Auf dem Lübecker Hochschulcampus gibt es eine Reihe von forschenden und entwickelnden Informatik-Einrichtungen, die sich mit Medizinprodukte-Entwicklungen befassen und ihr spezielles Know-how in die „Industrie-in-Klinik-Plattform Lübeck“ einbringen. Das Uni-Institut für Softwaretechnik und Programmiersprachen (ISP) arbeitet hier besonders an innovativen Verfahren zur Software-Überwachung, die den Geräteherstellern dabei helfen können, standard- und normenkonforme Produkte schneller in den Markt zu bringen.
Bei Entwicklung und Betrieb von medizintechnischen Geräten spielen Sicherheitsanforderungen eine große Rolle: Fällt zum Beispiel ein Beatmungsgerät während einer Operation aufgrund eines Hard- oder Software-Fehlers aus, ist das für den Patienten sofort eine lebensbedrohliche Situation. Die Hersteller solcher Geräte müssen ihre Produkte daher nach strengen Normen entwickeln, testen und zulassen. Bei jedem dieser drei Schritte auf dem Weg von der Produktidee zum Markt ist die softwareseitige Qualitätssicherung von erheblicher Bedeutung. Das Lübecker ISP unterstützt und berät Geräte-Hersteller in allen Phasen und mit Blick auf den gesamten anfallenden Datenverarbeitungsprozess. Zum Einsatz kommen hier neben klassischen Testmethoden auch innovative (agile) Software-Entwicklungsmethoden, mit deren Hilfe die zu entwickelnden, zu testenden und zuzulassenden Geräte deutlich schneller vollständig normenkonform und damit marktreif gemacht werden können.

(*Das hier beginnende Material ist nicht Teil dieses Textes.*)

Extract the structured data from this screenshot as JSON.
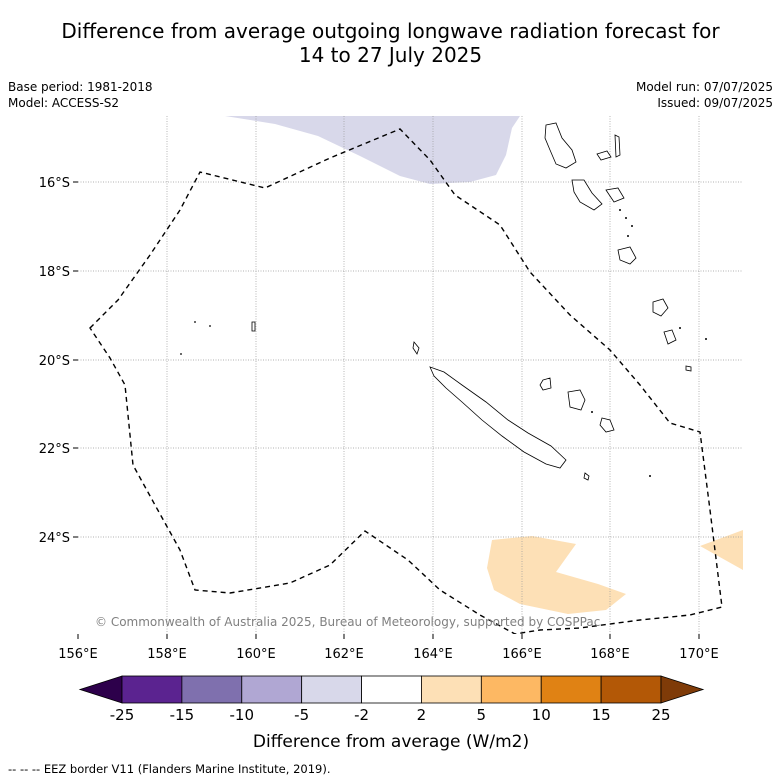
{
  "title_line1": "Difference from average outgoing longwave radiation forecast for",
  "title_line2": "14 to 27 July 2025",
  "base_period": "Base period: 1981-2018",
  "model": "Model: ACCESS-S2",
  "model_run": "Model run: 07/07/2025",
  "issued": "Issued: 09/07/2025",
  "copyright": "© Commonwealth of Australia 2025, Bureau of Meteorology, supported by COSPPac",
  "lon_ticks": [
    "156°E",
    "158°E",
    "160°E",
    "162°E",
    "164°E",
    "166°E",
    "168°E",
    "170°E"
  ],
  "lat_ticks": [
    "16°S",
    "18°S",
    "20°S",
    "22°S",
    "24°S"
  ],
  "colorbar": {
    "label": "Difference from average (W/m2)",
    "tick_labels": [
      "-25",
      "-15",
      "-10",
      "-5",
      "-2",
      "2",
      "5",
      "10",
      "15",
      "25"
    ],
    "colors": [
      "#5b2390",
      "#7f70ae",
      "#b0a7d3",
      "#d8d8ea",
      "#ffffff",
      "#fde0b6",
      "#fdb863",
      "#e08214",
      "#b35806"
    ],
    "under_color": "#2d004b",
    "over_color": "#7f3b08"
  },
  "legend_note": "--  --  -- EEZ border V11 (Flanders Marine Institute, 2019)."
}
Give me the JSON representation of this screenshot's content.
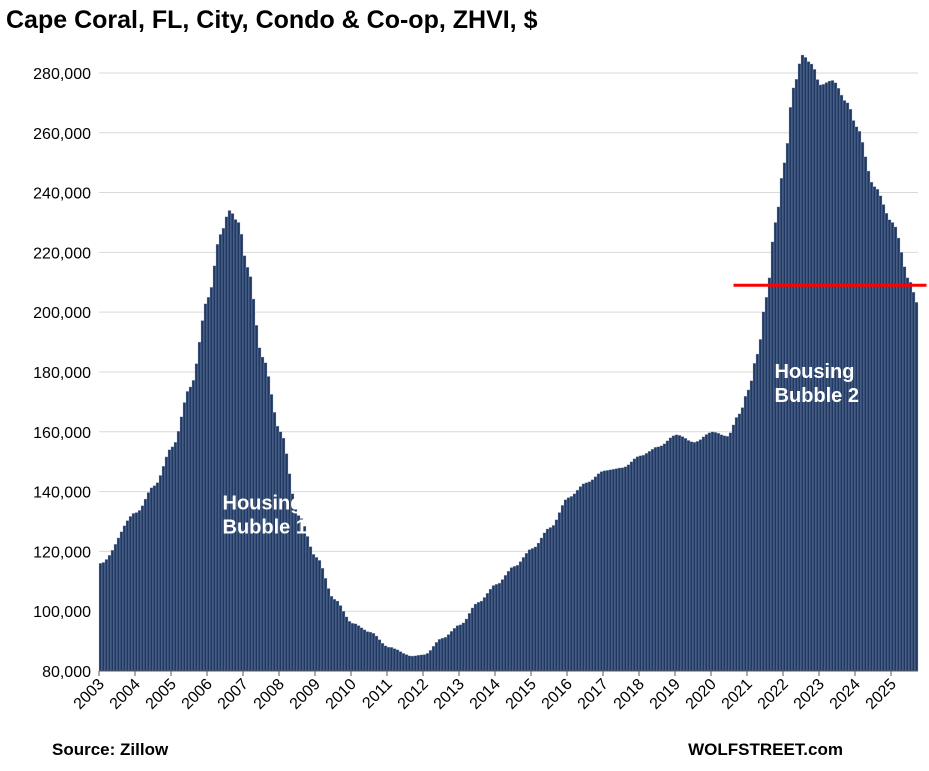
{
  "title": "Cape Coral, FL, City, Condo & Co-op, ZHVI, $",
  "source": "Source: Zillow",
  "brand": "WOLFSTREET.com",
  "colors": {
    "bar": "#1f3864",
    "bar_edge": "#a8b4c8",
    "grid": "#d9d9d9",
    "ref_line": "#ff0000",
    "annotation_text": "#ffffff"
  },
  "chart_data": {
    "type": "bar",
    "title": "Cape Coral, FL, City, Condo & Co-op, ZHVI, $",
    "frequency": "monthly",
    "xlabel": "",
    "ylabel": "",
    "ylim": [
      80000,
      285000
    ],
    "yticks": [
      "80,000",
      "100,000",
      "120,000",
      "140,000",
      "160,000",
      "180,000",
      "200,000",
      "220,000",
      "240,000",
      "260,000",
      "280,000"
    ],
    "ytick_values": [
      80000,
      100000,
      120000,
      140000,
      160000,
      180000,
      200000,
      220000,
      240000,
      260000,
      280000
    ],
    "xticks": [
      "2003",
      "2004",
      "2005",
      "2006",
      "2007",
      "2008",
      "2009",
      "2010",
      "2011",
      "2012",
      "2013",
      "2014",
      "2015",
      "2016",
      "2017",
      "2018",
      "2019",
      "2020",
      "2021",
      "2022",
      "2023",
      "2024",
      "2025"
    ],
    "grid": true,
    "legend": "none",
    "anchors": [
      [
        "2003-01",
        116000
      ],
      [
        "2004-01",
        133000
      ],
      [
        "2004-07",
        142000
      ],
      [
        "2005-01",
        155000
      ],
      [
        "2005-07",
        175000
      ],
      [
        "2006-01",
        205000
      ],
      [
        "2006-05",
        226000
      ],
      [
        "2006-08",
        234000
      ],
      [
        "2006-11",
        230000
      ],
      [
        "2007-02",
        215000
      ],
      [
        "2007-07",
        185000
      ],
      [
        "2008-01",
        160000
      ],
      [
        "2008-07",
        132000
      ],
      [
        "2009-01",
        118000
      ],
      [
        "2009-07",
        104000
      ],
      [
        "2010-01",
        96000
      ],
      [
        "2010-07",
        93000
      ],
      [
        "2011-01",
        88000
      ],
      [
        "2011-09",
        85000
      ],
      [
        "2012-01",
        85500
      ],
      [
        "2012-07",
        91000
      ],
      [
        "2013-01",
        95500
      ],
      [
        "2013-07",
        103000
      ],
      [
        "2014-01",
        109000
      ],
      [
        "2014-07",
        115000
      ],
      [
        "2015-01",
        121000
      ],
      [
        "2015-07",
        128000
      ],
      [
        "2016-01",
        138000
      ],
      [
        "2016-07",
        143000
      ],
      [
        "2017-01",
        147000
      ],
      [
        "2017-07",
        148000
      ],
      [
        "2018-01",
        152000
      ],
      [
        "2018-07",
        155000
      ],
      [
        "2019-01",
        159000
      ],
      [
        "2019-07",
        156500
      ],
      [
        "2020-01",
        160000
      ],
      [
        "2020-06",
        158500
      ],
      [
        "2020-10",
        166000
      ],
      [
        "2021-01",
        174000
      ],
      [
        "2021-04",
        186000
      ],
      [
        "2021-07",
        205000
      ],
      [
        "2021-10",
        230000
      ],
      [
        "2022-01",
        250000
      ],
      [
        "2022-04",
        275000
      ],
      [
        "2022-07",
        286000
      ],
      [
        "2022-10",
        283000
      ],
      [
        "2023-01",
        276000
      ],
      [
        "2023-05",
        277500
      ],
      [
        "2023-10",
        270000
      ],
      [
        "2024-01",
        262000
      ],
      [
        "2024-07",
        242000
      ],
      [
        "2025-01",
        230000
      ],
      [
        "2025-07",
        210000
      ]
    ],
    "reference_line": {
      "value": 209000,
      "from": "2020-08",
      "to": "2025-09"
    },
    "annotations": [
      {
        "text_lines": [
          "Housing",
          "Bubble 1"
        ],
        "x": "2007-07",
        "y": 134000
      },
      {
        "text_lines": [
          "Housing",
          "Bubble 2"
        ],
        "x": "2022-11",
        "y": 178000
      }
    ]
  }
}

Professor Martin Leucker vom ISP bei der Arbeit an einer Monitoring-Software
Technisch geht es dabei zum Beispiel darum, Fehlerfreiheit möglichst so herzustellen, dass sie ohne Eingriffe in die laufenden Softwareprozesse beim Testen und Betreiben eines Gerätes oder Systems auskommt. Denn jeder Eingriff in das Laufzeitverhalten ist selbst ja wieder eine potenzielle Fehler- oder Störungsquelle. Professor Martin Leucker nennt dieses Vorgehen in Anlehnung an den medizinischen Sprachgebrauch eine „nicht-invasive“ dynamische Echtzeit-Analyse nach der griffigen Leitformel: „Run what you test, and test what you run.“
Leucker ist Leiter des ISP und mit seinem Team spezialisiert auf solche neuen Software-Kontroll- oder „Verifikationstechniken“ mittels so genannter „formaler“ Methoden. Dazu gehören unter anderem Programme, die aufgezeichnete Log-Daten einer Geräte-Software automatisch auswerten, auf Fehler analysieren und so „verifizieren“. Eine solche Monitoring-Software aus Lübeck ist bereits bei großen Herstellern im klinischen Einsatz.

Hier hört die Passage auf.